TABU
(director/writer: Miquel Gomes; screenwriter: Mariana Ricardo; cinematographer: Rui Poças; editors: Telmo Churro/Miquel Gomes; music: Joana Sa; cast: Teresa Madruga (Pilar), Laura Soveral (Old Aurora), Ana Moreira (Young Aurora), Henrique Espírito Santo (Old Ventura), Carloto Cotta (Young Ventura), Isabel Cardoso (Santa), Ivo Müller (Aurora’s Husband), Manuel Mesquita (Mário); Runtime: 118; MPAA Rating: NR; producers: Luís Urbando/ Sandro Aguilar; New Wave Films; 2012-Portugal-in Portuguese with English subtitles)
“The art-house film transcends some absurd moments and leaves us with a lyrical and magically satisfying romantic adventure story that is both eccentric and sublime.”
Reviewed by Dennis Schwartz
Portuguese writer-director Miquel Gomes (“The Face You Deserve”/”The Beloved Month of August”), a former movie critic, follows along the lines of F. W. Murnau’s masterpiece swansong classic black-and-white 1931 narrative about forbidden love and opposing civilizations, and he films this enigmatic drama also in black-and-white as a tribute to all the great silent films. It moves from a tepid story set in Lisbon to an exciting one set in Africa.
The film is divided into a prologue and two chapters: Lost Paradise and Paradise.
The opening prologue in colonial Africa has an intrepid bearded white hunter in a pith helmet marching with natives in an unexplored savannah terrain.
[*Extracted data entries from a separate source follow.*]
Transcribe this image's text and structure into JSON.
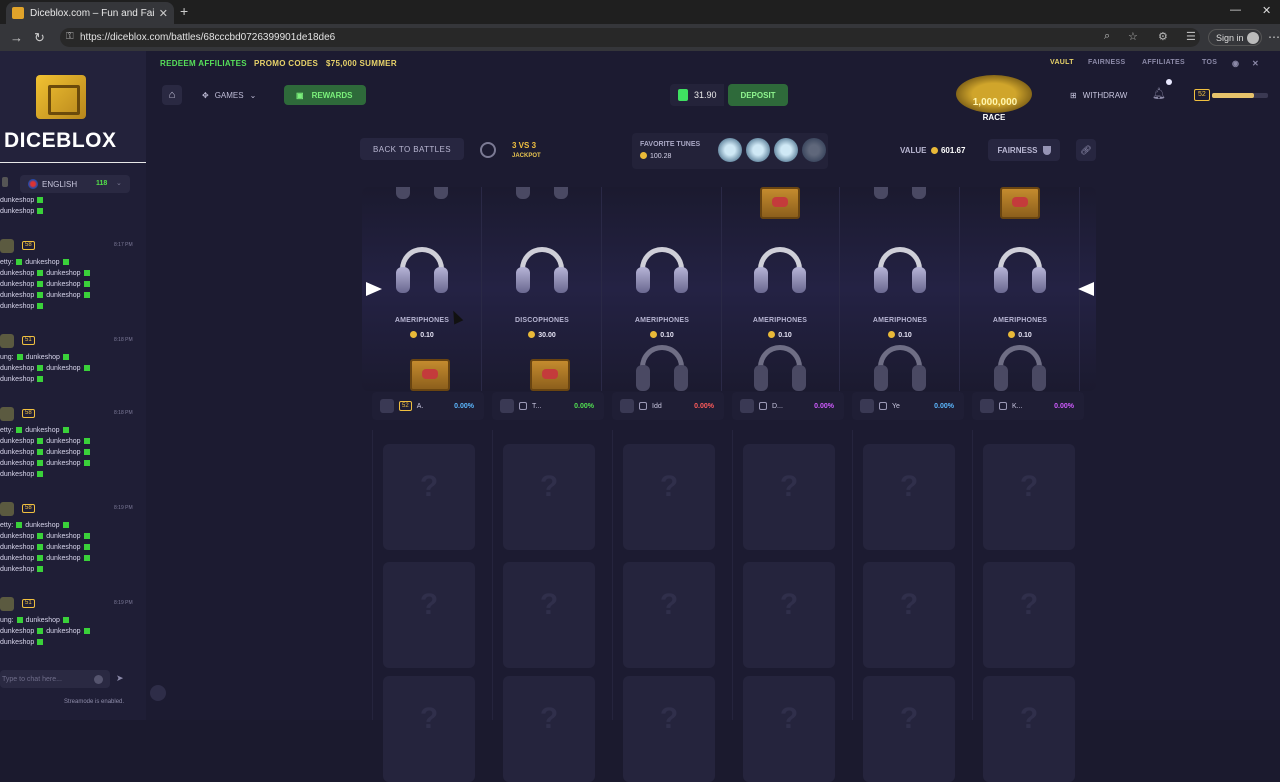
{
  "browser": {
    "tab_title": "Diceblox.com – Fun and Fair Gam",
    "url": "https://diceblox.com/battles/68cccbd0726399901de18de6",
    "signin": "Sign in"
  },
  "nav": {
    "promos": [
      "REDEEM AFFILIATES",
      "PROMO CODES",
      "$75,000 SUMMER"
    ],
    "right_links": [
      "VAULT",
      "FAIRNESS",
      "AFFILIATES",
      "TOS"
    ],
    "games": "GAMES",
    "rewards": "REWARDS",
    "balance": "31.90",
    "deposit": "DEPOSIT",
    "race_amount": "1,000,000",
    "race_label": "RACE",
    "withdraw": "WITHDRAW",
    "level": "52",
    "xp_progress": 0.75
  },
  "sidebar": {
    "logo": "DICEBLOX",
    "language": "ENGLISH",
    "online": "118",
    "chat_placeholder": "Type to chat here...",
    "streamer_note": "Streamode is enabled.",
    "messages": [
      {
        "badge": "",
        "time": "",
        "lines": [
          "dunkeshop",
          "dunkeshop"
        ]
      },
      {
        "badge": "58",
        "time": "8:17 PM",
        "lines": [
          "etty:  dunkeshop",
          "dunkeshop  dunkeshop",
          "dunkeshop  dunkeshop",
          "dunkeshop  dunkeshop",
          "dunkeshop"
        ]
      },
      {
        "badge": "51",
        "time": "8:18 PM",
        "lines": [
          "ung:  dunkeshop",
          "dunkeshop  dunkeshop",
          "dunkeshop"
        ]
      },
      {
        "badge": "58",
        "time": "8:18 PM",
        "lines": [
          "etty:  dunkeshop",
          "dunkeshop  dunkeshop",
          "dunkeshop  dunkeshop",
          "dunkeshop  dunkeshop",
          "dunkeshop"
        ]
      },
      {
        "badge": "58",
        "time": "8:19 PM",
        "lines": [
          "etty:  dunkeshop",
          "dunkeshop  dunkeshop",
          "dunkeshop  dunkeshop",
          "dunkeshop  dunkeshop",
          "dunkeshop"
        ]
      },
      {
        "badge": "51",
        "time": "8:19 PM",
        "lines": [
          "ung:  dunkeshop",
          "dunkeshop  dunkeshop",
          "dunkeshop"
        ]
      }
    ]
  },
  "battle": {
    "back": "BACK TO BATTLES",
    "mode": "3 VS 3",
    "mode_sub": "JACKPOT",
    "fav_title": "FAVORITE TUNES",
    "fav_value": "100.28",
    "value_label": "VALUE",
    "value": "601.67",
    "fairness": "FAIRNESS"
  },
  "reels": [
    {
      "name": "AMERIPHONES",
      "price": "0.10",
      "top": "headphone",
      "bottom": "crate"
    },
    {
      "name": "DISCOPHONES",
      "price": "30.00",
      "top": "headphone",
      "bottom": "crate"
    },
    {
      "name": "AMERIPHONES",
      "price": "0.10",
      "top": "none",
      "bottom": "headphone"
    },
    {
      "name": "AMERIPHONES",
      "price": "0.10",
      "top": "crate",
      "bottom": "headphone"
    },
    {
      "name": "AMERIPHONES",
      "price": "0.10",
      "top": "headphone",
      "bottom": "headphone"
    },
    {
      "name": "AMERIPHONES",
      "price": "0.10",
      "top": "crate",
      "bottom": "headphone"
    }
  ],
  "players": [
    {
      "name": "A.",
      "level": "52",
      "pct": "0.00%",
      "pct_color": "#5cb8ff"
    },
    {
      "name": "T...",
      "level": "",
      "pct": "0.00%",
      "pct_color": "#52e052"
    },
    {
      "name": "Idd",
      "level": "",
      "pct": "0.00%",
      "pct_color": "#ff5b5b"
    },
    {
      "name": "D...",
      "level": "",
      "pct": "0.00%",
      "pct_color": "#d05bff"
    },
    {
      "name": "Ye",
      "level": "",
      "pct": "0.00%",
      "pct_color": "#5cb8ff"
    },
    {
      "name": "K...",
      "level": "",
      "pct": "0.00%",
      "pct_color": "#d05bff"
    }
  ],
  "slot_mark": "?"
}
The lonely wealthy plantation owner is unable to live anymore without his wife and while crossing a river feeds himself to a crocodile, as the natives do a ritual dance in his honor.
In Lost Paradise, a devout Catholic and kindly do-gooder, the retired old woman named Pilar (Teresa Madruga), tries to help her despondent and paranoid gambling addicted elderly neighbor Miss Aurora (Laura Soveral), who thinks her black maid Santa (Isabel Cardoso) is putting a spell on her with sorcery. The lonely Aurora (think 1927 Murnau Sunrise) is hospitalized and realizes her estranged daughter, living in Canada, will not visit, asks Pilar to locate her old friend Gian Luca Ventura (Henrique Espírito Santo) and bring him to the hospital. But she dies before he’s located in his nursing home.
Things pick-up as Ventura has coffee with Pilar and Santa after Aurora’s funeral, and he tells them his passionate love story in the chapter entitled Paradise. We learn that the Portuguese colonist in the prologue was Aurora’s father and he left her his African farm. The young Aurora (Ana Moreira) marries a respected big-game hunter (Ivo Müller) and is happily married and pregnant. But she falls for the handsome Italian, the young Ventura (Carloto Cotta), who is visiting the farm as a band member in her husband’s best friend Mario’s (Manuel Mesquita) popular rock band. Their reckless love leads to tragedy and abandonment, and under dire circumstances the lovers part and never see each other again even though still in love. It’s cleverly filmed like a silent and what we hear are only voiceovers from their love letters, doo-wop music from Ventura’s rock band, and observe how for a short period in the 1970s on Aurora’s tea plantation, in presumably Mozambique, the affair started and ended.
The unusual telling of a familiar doomed illicit affair is measured against the onset of the rebellion of the natives against their masters, and though the rebellion remains only as a background story the observations of the colonialists is chillingly on the money. The art-house film transcends some early absurd moments and leaves us with a lyrical and magically satisfying romantic adventure story that is both eccentric and sublime (it very well might be a reflection on early films, as well as the Portuguese colonialists).